What is the best indicator that someone you work with should (or shouldn’t) be trusted?
Can you ever really know who to trust at the office?
While there’s tons of research on the actions and behaviors that create trust, few studies have successfully identified what makes some people more trustworthy than others to begin with. Research published in the Journal of Personality and Social Psychology does just that, showing that “guilt proneness”—a person’s tendency to anticipate feeling guilty—is a surprisingly powerful indicator of trustworthiness.
The researchers, from the business schools at the University of Chicago, the University of Pennsylvania, and Carnegie Mellon, sought to predict trustworthy behaviors and intentions, especially within an organizational context. They set up economic games and surveys to measure traits like extraversion, openness, agreeableness, neuroticism, conscientiousness, and guilt-proneness.

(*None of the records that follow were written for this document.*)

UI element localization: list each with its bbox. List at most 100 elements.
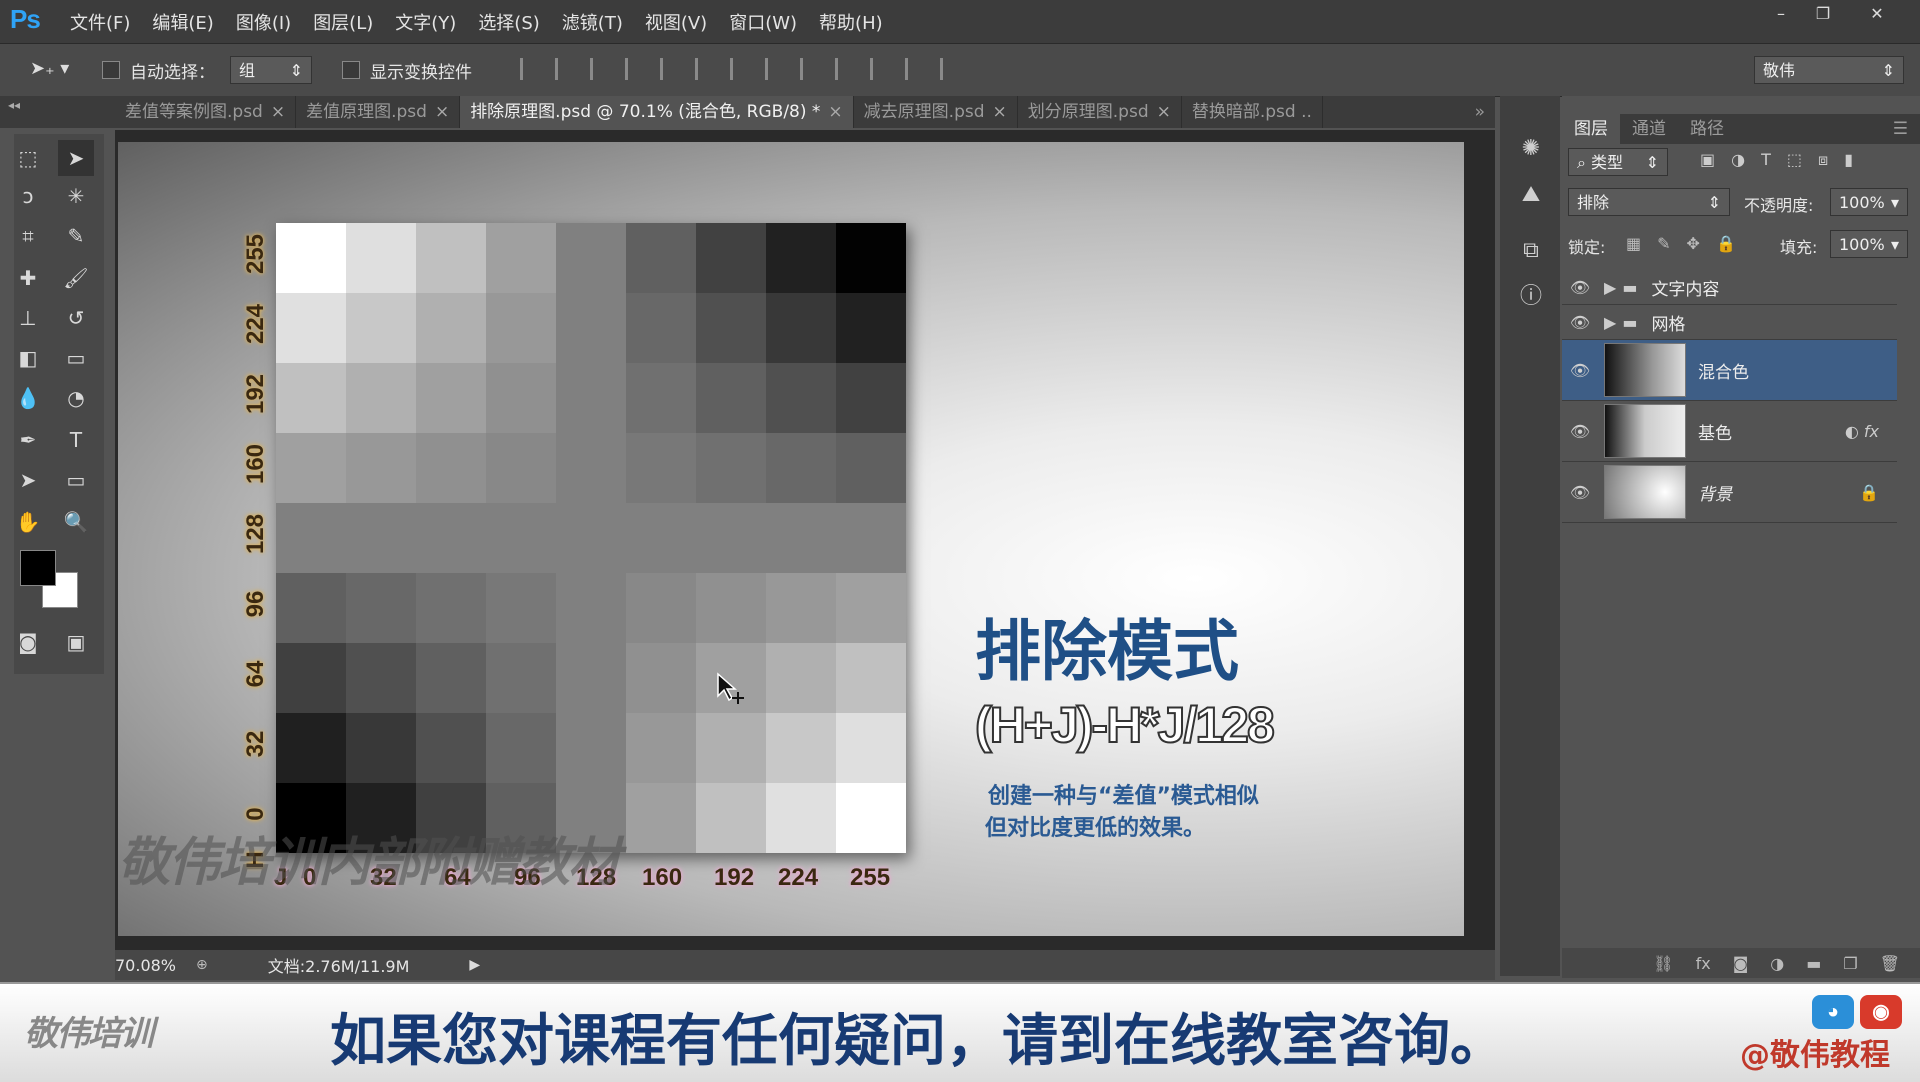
- close-tab-icon[interactable]: ×: [1157, 102, 1171, 122]
- close-tab-icon[interactable]: ×: [435, 102, 449, 122]
- layer-blend-color[interactable]: 👁 混合色: [1562, 340, 1897, 401]
- move-tool-preset-icon[interactable]: ➤₊ ▾: [30, 58, 69, 79]
- minimize-icon[interactable]: –: [1764, 2, 1798, 26]
- histogram-icon[interactable]: ⛰: [1516, 180, 1546, 210]
- align-left-icon[interactable]: [625, 58, 646, 80]
- history-brush-icon[interactable]: ↺: [58, 300, 94, 336]
- visibility-eye-icon[interactable]: 👁: [1562, 278, 1598, 297]
- crop-tool-icon[interactable]: ⌗: [10, 218, 46, 254]
- screen-mode-icon[interactable]: ▣: [58, 624, 94, 660]
- visibility-eye-icon[interactable]: 👁: [1562, 313, 1598, 332]
- workspace-dropdown[interactable]: 敬伟 ⇕: [1754, 56, 1904, 84]
- layer-base-color[interactable]: 👁 基色 ◐ fx: [1562, 401, 1897, 462]
- filter-smart-object-icon[interactable]: ⧈: [1818, 150, 1828, 170]
- lock-image-icon[interactable]: ✎: [1657, 234, 1670, 253]
- menu-type[interactable]: 文字(Y): [395, 9, 456, 35]
- dodge-tool-icon[interactable]: ◔: [58, 380, 94, 416]
- menu-edit[interactable]: 编辑(E): [152, 9, 213, 35]
- close-tab-icon[interactable]: ×: [271, 102, 285, 122]
- distribute-top-icon[interactable]: [730, 58, 751, 80]
- status-info-icon[interactable]: ⊕: [196, 957, 208, 973]
- layer-effects-icon[interactable]: ◐ fx: [1845, 422, 1879, 441]
- new-layer-icon[interactable]: ❐: [1843, 954, 1857, 973]
- expand-arrow-icon[interactable]: ▶: [1604, 278, 1616, 297]
- auto-select-dropdown[interactable]: 组 ⇕: [230, 56, 312, 84]
- close-tab-icon[interactable]: ×: [828, 102, 842, 122]
- more-tabs-icon[interactable]: »: [1465, 96, 1495, 128]
- blur-tool-icon[interactable]: 💧: [10, 380, 46, 416]
- auto-select-checkbox[interactable]: [102, 61, 120, 79]
- path-selection-icon[interactable]: ➤: [10, 462, 46, 498]
- lock-position-icon[interactable]: ✥: [1687, 234, 1700, 253]
- status-menu-arrow-icon[interactable]: ▶: [469, 957, 480, 973]
- filter-pixel-icon[interactable]: ▣: [1700, 150, 1715, 170]
- align-bottom-icon[interactable]: [590, 58, 611, 80]
- menu-file[interactable]: 文件(F): [70, 9, 130, 35]
- align-top-icon[interactable]: [520, 58, 541, 80]
- zoom-level[interactable]: 70.08%: [115, 956, 176, 975]
- tab-document-5[interactable]: 划分原理图.psd ×: [1018, 96, 1182, 128]
- lasso-tool-icon[interactable]: ↄ: [10, 178, 46, 214]
- magic-wand-icon[interactable]: ✳: [58, 178, 94, 214]
- pen-tool-icon[interactable]: ✒: [10, 422, 46, 458]
- menu-help[interactable]: 帮助(H): [819, 9, 883, 35]
- filter-adjustment-icon[interactable]: ◑: [1731, 150, 1745, 170]
- gradient-tool-icon[interactable]: ▭: [58, 340, 94, 376]
- collapse-toolbox-icon[interactable]: ◂◂: [8, 98, 20, 112]
- close-icon[interactable]: ✕: [1860, 2, 1894, 26]
- navigator-icon[interactable]: ✺: [1516, 134, 1546, 164]
- quick-mask-icon[interactable]: ◙: [10, 624, 46, 660]
- distribute-vcenter-icon[interactable]: [765, 58, 786, 80]
- visibility-eye-icon[interactable]: 👁: [1562, 483, 1598, 502]
- visibility-eye-icon[interactable]: 👁: [1562, 422, 1598, 441]
- distribute-left-icon[interactable]: [835, 58, 856, 80]
- close-tab-icon[interactable]: ×: [993, 102, 1007, 122]
- healing-brush-icon[interactable]: ✚: [10, 260, 46, 296]
- maximize-icon[interactable]: ❐: [1806, 2, 1840, 26]
- clone-stamp-icon[interactable]: ⊥: [10, 300, 46, 336]
- align-vcenter-icon[interactable]: [555, 58, 576, 80]
- tab-document-active[interactable]: 排除原理图.psd @ 70.1% (混合色, RGB/8) * ×: [460, 96, 854, 128]
- move-tool-icon[interactable]: ➤: [58, 140, 94, 176]
- type-tool-icon[interactable]: T: [58, 422, 94, 458]
- hand-tool-icon[interactable]: ✋: [10, 504, 46, 540]
- visibility-eye-icon[interactable]: 👁: [1562, 361, 1598, 380]
- fill-field[interactable]: 100% ▾: [1830, 230, 1908, 258]
- align-right-icon[interactable]: [695, 58, 716, 80]
- tab-document-6[interactable]: 替换暗部.psd ..: [1182, 96, 1323, 128]
- expand-arrow-icon[interactable]: ▶: [1604, 313, 1616, 332]
- delete-layer-icon[interactable]: 🗑: [1880, 954, 1900, 973]
- rectangle-tool-icon[interactable]: ▭: [58, 462, 94, 498]
- add-mask-icon[interactable]: ◙: [1733, 954, 1749, 973]
- info-icon[interactable]: ⓘ: [1516, 282, 1546, 312]
- menu-select[interactable]: 选择(S): [478, 9, 539, 35]
- tab-document-4[interactable]: 减去原理图.psd ×: [854, 96, 1018, 128]
- tab-layers[interactable]: 图层: [1562, 114, 1620, 144]
- tab-paths[interactable]: 路径: [1678, 114, 1736, 144]
- menu-layer[interactable]: 图层(L): [313, 9, 373, 35]
- menu-view[interactable]: 视图(V): [645, 9, 707, 35]
- layer-group-grid[interactable]: 👁 ▶ ▬ 网格: [1562, 305, 1897, 340]
- tab-document-2[interactable]: 差值原理图.psd ×: [296, 96, 461, 128]
- show-transform-checkbox[interactable]: [342, 61, 360, 79]
- lock-transparent-icon[interactable]: ▦: [1626, 234, 1641, 253]
- blend-mode-dropdown[interactable]: 排除 ⇕: [1568, 188, 1730, 216]
- link-layers-icon[interactable]: ⛓: [1653, 954, 1673, 973]
- marquee-tool-icon[interactable]: ⬚: [10, 140, 46, 176]
- brush-tool-icon[interactable]: 🖌: [58, 260, 94, 296]
- tab-channels[interactable]: 通道: [1620, 114, 1678, 144]
- auto-align-icon[interactable]: [940, 58, 961, 80]
- zoom-tool-icon[interactable]: 🔍: [58, 504, 94, 540]
- new-group-icon[interactable]: ▬: [1806, 954, 1821, 973]
- layer-background[interactable]: 👁 背景 🔒: [1562, 462, 1897, 523]
- panel-menu-icon[interactable]: ☰: [1881, 114, 1920, 144]
- menu-window[interactable]: 窗口(W): [729, 9, 797, 35]
- filter-shape-icon[interactable]: ⬚: [1787, 150, 1802, 170]
- distribute-right-icon[interactable]: [905, 58, 926, 80]
- opacity-field[interactable]: 100% ▾: [1830, 188, 1908, 216]
- align-hcenter-icon[interactable]: [660, 58, 681, 80]
- foreground-color-swatch-front[interactable]: [20, 550, 56, 586]
- menu-filter[interactable]: 滤镜(T): [562, 9, 623, 35]
- distribute-hcenter-icon[interactable]: [870, 58, 891, 80]
- add-style-icon[interactable]: fx: [1696, 954, 1711, 973]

In one exercise, colloquially known as the “trust game,” participants received money from a partner, and were then told the money had doubled in value. The participant is expected to return half of the earnings to their partner, though they can choose to keep the money for themselves. In another game, the participant could either lie or tell the truth about a set of information, which their partner would then rely on to make a decision. The participant is given a personal incentive to lie, but of course lying is untrustworthy in that it harms the partner, who is made to rely on false information.
In each exercise, the researchers found evidence that guilt-proneness (measured separately in questionnaires about how the subjects would feel in different scenarios, like hitting an animal with their car or missing lunch with a friend) positively and significantly predicted trustworthiness, far more than any other indicator of trustworthiness tested.

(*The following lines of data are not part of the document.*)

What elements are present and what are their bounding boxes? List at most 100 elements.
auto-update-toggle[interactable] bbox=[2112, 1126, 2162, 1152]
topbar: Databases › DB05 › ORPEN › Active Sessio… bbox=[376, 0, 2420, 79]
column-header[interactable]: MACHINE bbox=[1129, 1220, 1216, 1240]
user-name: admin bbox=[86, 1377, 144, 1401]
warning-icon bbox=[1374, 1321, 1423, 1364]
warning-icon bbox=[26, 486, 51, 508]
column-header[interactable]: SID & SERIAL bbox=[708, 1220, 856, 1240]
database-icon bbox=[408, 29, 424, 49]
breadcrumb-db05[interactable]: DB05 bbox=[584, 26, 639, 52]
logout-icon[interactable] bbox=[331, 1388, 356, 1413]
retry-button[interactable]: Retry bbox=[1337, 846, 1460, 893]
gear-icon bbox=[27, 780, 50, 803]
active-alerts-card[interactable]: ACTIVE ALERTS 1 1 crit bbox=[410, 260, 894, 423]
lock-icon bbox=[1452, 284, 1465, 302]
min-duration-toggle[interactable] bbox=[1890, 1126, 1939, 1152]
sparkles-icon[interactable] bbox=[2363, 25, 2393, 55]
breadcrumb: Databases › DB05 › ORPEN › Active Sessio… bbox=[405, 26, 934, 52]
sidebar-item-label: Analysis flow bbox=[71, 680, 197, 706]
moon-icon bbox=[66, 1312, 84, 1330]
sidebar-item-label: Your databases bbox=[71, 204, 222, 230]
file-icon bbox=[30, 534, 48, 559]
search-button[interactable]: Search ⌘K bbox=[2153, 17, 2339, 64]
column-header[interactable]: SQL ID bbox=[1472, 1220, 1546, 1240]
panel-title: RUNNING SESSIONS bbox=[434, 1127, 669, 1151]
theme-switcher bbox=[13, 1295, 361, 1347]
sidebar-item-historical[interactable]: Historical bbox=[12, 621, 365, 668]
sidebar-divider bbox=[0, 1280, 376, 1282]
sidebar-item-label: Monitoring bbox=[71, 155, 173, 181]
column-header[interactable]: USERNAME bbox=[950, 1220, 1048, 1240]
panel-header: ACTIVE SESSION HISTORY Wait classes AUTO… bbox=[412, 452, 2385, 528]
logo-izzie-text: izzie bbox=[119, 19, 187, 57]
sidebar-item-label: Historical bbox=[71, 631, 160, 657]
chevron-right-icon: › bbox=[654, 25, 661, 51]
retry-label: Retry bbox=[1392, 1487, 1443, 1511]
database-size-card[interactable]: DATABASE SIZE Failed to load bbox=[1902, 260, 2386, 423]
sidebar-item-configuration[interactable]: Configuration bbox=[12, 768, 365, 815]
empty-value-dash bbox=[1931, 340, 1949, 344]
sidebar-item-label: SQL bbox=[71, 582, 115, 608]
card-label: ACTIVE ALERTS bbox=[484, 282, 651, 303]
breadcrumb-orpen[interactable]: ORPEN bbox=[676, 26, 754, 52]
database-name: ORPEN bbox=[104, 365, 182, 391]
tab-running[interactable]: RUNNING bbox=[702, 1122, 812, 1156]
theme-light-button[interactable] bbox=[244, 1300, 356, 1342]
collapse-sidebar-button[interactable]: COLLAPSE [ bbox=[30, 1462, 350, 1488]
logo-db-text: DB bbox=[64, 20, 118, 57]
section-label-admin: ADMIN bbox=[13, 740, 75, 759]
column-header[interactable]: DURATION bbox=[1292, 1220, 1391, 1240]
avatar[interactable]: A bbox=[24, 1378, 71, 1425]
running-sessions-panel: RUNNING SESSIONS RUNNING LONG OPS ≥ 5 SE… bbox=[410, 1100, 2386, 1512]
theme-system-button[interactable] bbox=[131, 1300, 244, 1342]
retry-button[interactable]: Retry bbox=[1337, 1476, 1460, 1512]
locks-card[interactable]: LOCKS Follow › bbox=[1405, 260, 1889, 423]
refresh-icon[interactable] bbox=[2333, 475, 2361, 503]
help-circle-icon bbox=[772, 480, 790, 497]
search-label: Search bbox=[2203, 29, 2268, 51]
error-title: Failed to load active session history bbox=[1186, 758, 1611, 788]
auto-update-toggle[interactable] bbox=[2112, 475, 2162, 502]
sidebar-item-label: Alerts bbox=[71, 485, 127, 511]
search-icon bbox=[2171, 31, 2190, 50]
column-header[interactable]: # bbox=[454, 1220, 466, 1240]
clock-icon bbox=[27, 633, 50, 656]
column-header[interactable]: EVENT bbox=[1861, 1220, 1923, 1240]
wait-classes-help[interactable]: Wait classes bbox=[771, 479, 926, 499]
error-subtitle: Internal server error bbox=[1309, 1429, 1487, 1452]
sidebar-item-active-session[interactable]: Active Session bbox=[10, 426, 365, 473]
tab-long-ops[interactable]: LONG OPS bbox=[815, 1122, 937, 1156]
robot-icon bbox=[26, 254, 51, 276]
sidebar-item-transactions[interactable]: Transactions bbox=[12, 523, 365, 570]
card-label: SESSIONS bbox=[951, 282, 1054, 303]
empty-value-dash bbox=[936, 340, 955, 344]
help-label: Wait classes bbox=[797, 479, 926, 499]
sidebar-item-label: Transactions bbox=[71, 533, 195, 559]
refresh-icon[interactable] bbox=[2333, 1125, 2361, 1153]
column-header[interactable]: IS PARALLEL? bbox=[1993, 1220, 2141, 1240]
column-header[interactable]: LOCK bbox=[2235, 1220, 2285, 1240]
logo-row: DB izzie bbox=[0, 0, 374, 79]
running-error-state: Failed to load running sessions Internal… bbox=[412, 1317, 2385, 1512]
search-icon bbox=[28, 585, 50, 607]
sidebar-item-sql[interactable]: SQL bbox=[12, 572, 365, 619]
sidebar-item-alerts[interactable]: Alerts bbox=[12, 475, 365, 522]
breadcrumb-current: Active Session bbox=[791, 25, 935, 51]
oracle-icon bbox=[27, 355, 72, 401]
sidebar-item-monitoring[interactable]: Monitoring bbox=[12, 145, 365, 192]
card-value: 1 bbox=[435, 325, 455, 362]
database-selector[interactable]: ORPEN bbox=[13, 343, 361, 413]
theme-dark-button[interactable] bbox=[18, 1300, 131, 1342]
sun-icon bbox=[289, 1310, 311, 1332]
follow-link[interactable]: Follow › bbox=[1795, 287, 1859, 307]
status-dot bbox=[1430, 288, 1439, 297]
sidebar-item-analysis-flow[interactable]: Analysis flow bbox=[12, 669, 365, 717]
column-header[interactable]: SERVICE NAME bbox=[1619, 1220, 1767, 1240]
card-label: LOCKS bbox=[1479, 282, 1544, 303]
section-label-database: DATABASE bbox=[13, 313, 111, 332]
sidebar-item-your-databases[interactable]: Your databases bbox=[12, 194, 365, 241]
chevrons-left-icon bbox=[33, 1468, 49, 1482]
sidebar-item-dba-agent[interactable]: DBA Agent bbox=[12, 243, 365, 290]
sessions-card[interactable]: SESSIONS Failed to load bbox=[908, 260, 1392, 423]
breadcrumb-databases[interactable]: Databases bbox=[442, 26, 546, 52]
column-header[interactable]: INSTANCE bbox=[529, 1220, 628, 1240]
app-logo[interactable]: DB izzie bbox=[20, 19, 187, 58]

“We theorized that guilt-proneness predicts trustworthiness because people who are high in guilt-proneness feel more responsible for others,” says Emma Levine, an assistant professor at University of Chicago’s Booth School of Business, “and this is exactly what we found.”
Guilt-proneness is not the same as feeling guilty, and this distinction is key to understanding why guilt-proneness is a positive trait, especially as it relates to trustworthiness.

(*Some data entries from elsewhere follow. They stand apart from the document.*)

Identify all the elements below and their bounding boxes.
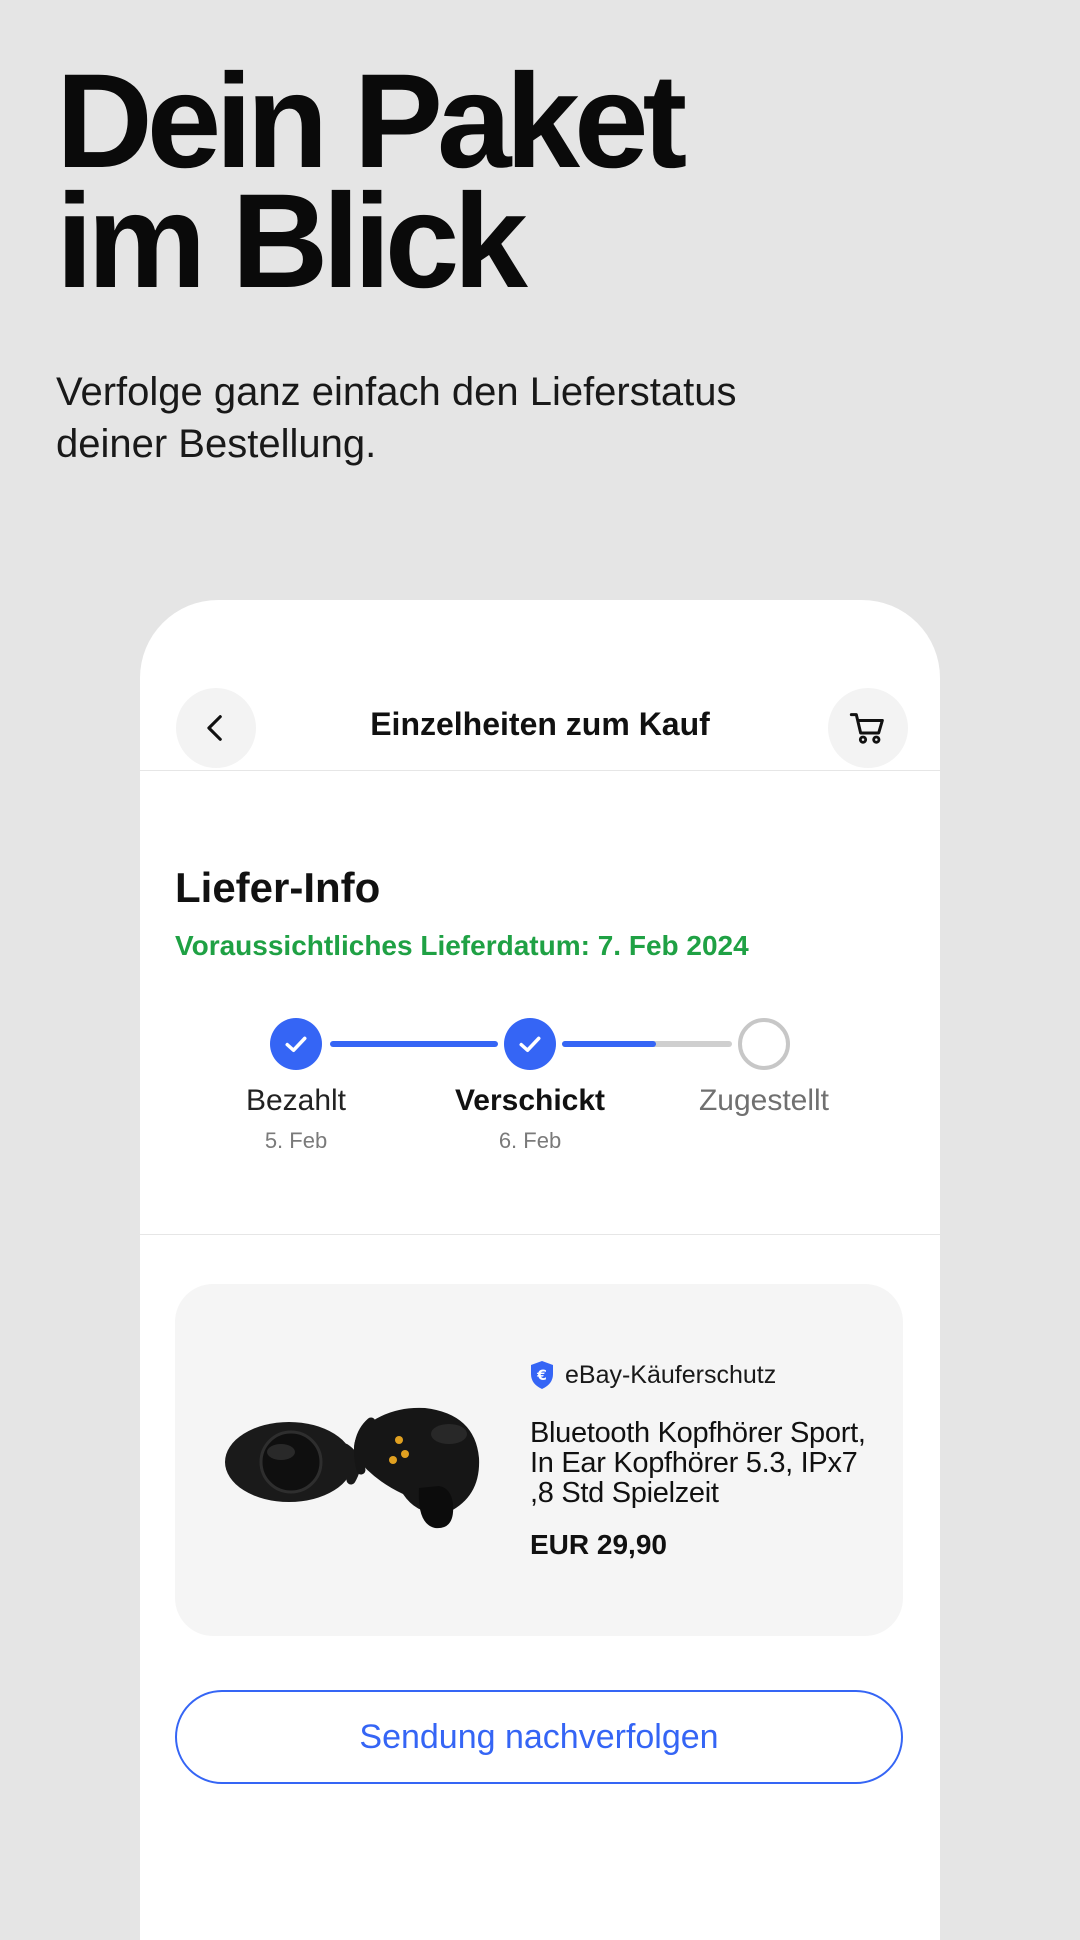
purchased-item-card[interactable]: € eBay-Käuferschutz Bluetooth Kopfhörer … [175,1284,903,1636]
promo-headline: Dein Paket im Blick [56,47,687,316]
promo-subline: Verfolge ganz einfach den Lieferstatus d… [56,370,737,466]
delivery-section-title: Liefer-Info [175,864,381,911]
buyer-protection-label: eBay-Käuferschutz [565,1360,777,1389]
step-paid-check-icon [270,1018,322,1070]
step-delivered-pending-icon [738,1018,790,1070]
progress-segment-shipped-delivered-fill [562,1041,656,1047]
product-title[interactable]: Bluetooth Kopfhörer Sport, In Ear Kopfhö… [530,1418,870,1508]
step-date-shipped: 6. Feb [498,1128,562,1153]
earbuds-product-image [225,1407,480,1529]
shield-euro-icon: € [531,1361,553,1389]
section-divider [140,1234,940,1235]
progress-segment-paid-shipped [330,1041,498,1047]
cart-button[interactable] [828,688,908,768]
step-label-paid: Bezahlt [245,1084,347,1117]
phone-screen: Einzelheiten zum Kauf Liefer-Info Voraus… [140,600,940,1940]
buyer-protection: € eBay-Käuferschutz [529,1360,776,1390]
track-shipment-button[interactable]: Sendung nachverfolgen [175,1690,903,1784]
page-title: Einzelheiten zum Kauf [370,706,710,742]
step-date-paid: 5. Feb [264,1128,328,1153]
step-label-shipped: Verschickt [454,1084,606,1117]
step-label-delivered: Zugestellt [698,1084,830,1117]
app-header: Einzelheiten zum Kauf [140,688,940,771]
cart-icon [849,713,884,744]
svg-text:€: € [536,1368,547,1384]
estimated-delivery-date: Voraussichtliches Lieferdatum: 7. Feb 20… [175,930,749,961]
step-shipped-check-icon [504,1018,556,1070]
delivery-progress-tracker: Bezahlt Verschickt Zugestellt 5. Feb 6. … [140,1018,940,1168]
product-price: EUR 29,90 [530,1529,667,1560]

“Guilt is a discrete, negative, self-conscious emotion that is evoked in response to wrongdoing. People experience guilt as a result of committing a transgression, and that emotional experience elicits reparative behavior,” Levine explains. “In contrast, guilt-proneness—[which] captures the anticipation of guilt over wrongdoing—causes people to avoid transgressing in the first place.”
We typically think about guilt as a signal that someone did do something wrong, which is why it’s seen as a character flaw. But feeling guilty about wrongdoing is a good thing, Levine says, whereas doing something wrong and not feeling guilty would be problematic, as it suggests a lack of remorse and no intention to repair your transgressions.
So, how does this research translate to work? Levine investigated organizational impact in her final study, where participants signed either a code of conduct asking them to act responsibly or read a set of instructions reminding them that most people in the study were selfish.
“In other words, we primed participants with either a sense of interpersonal responsibility or with selfishness,” she explains. “We found that participants who signed the code of conduct were much more likely to be trustworthy within the trust game. This result suggests that reminding employees of the importance of responsibility, and making codes of conduct salient, may help create a culture of trustworthiness.”
Though anticipating guilt can be uncomfortable, guilt-prone employees should remember that this trait will likely prevent them from committing violations at work. That means you may suffer a stolen lunch, but at least you won’t be the thief. In the long run, that’ll keep you far more satiated.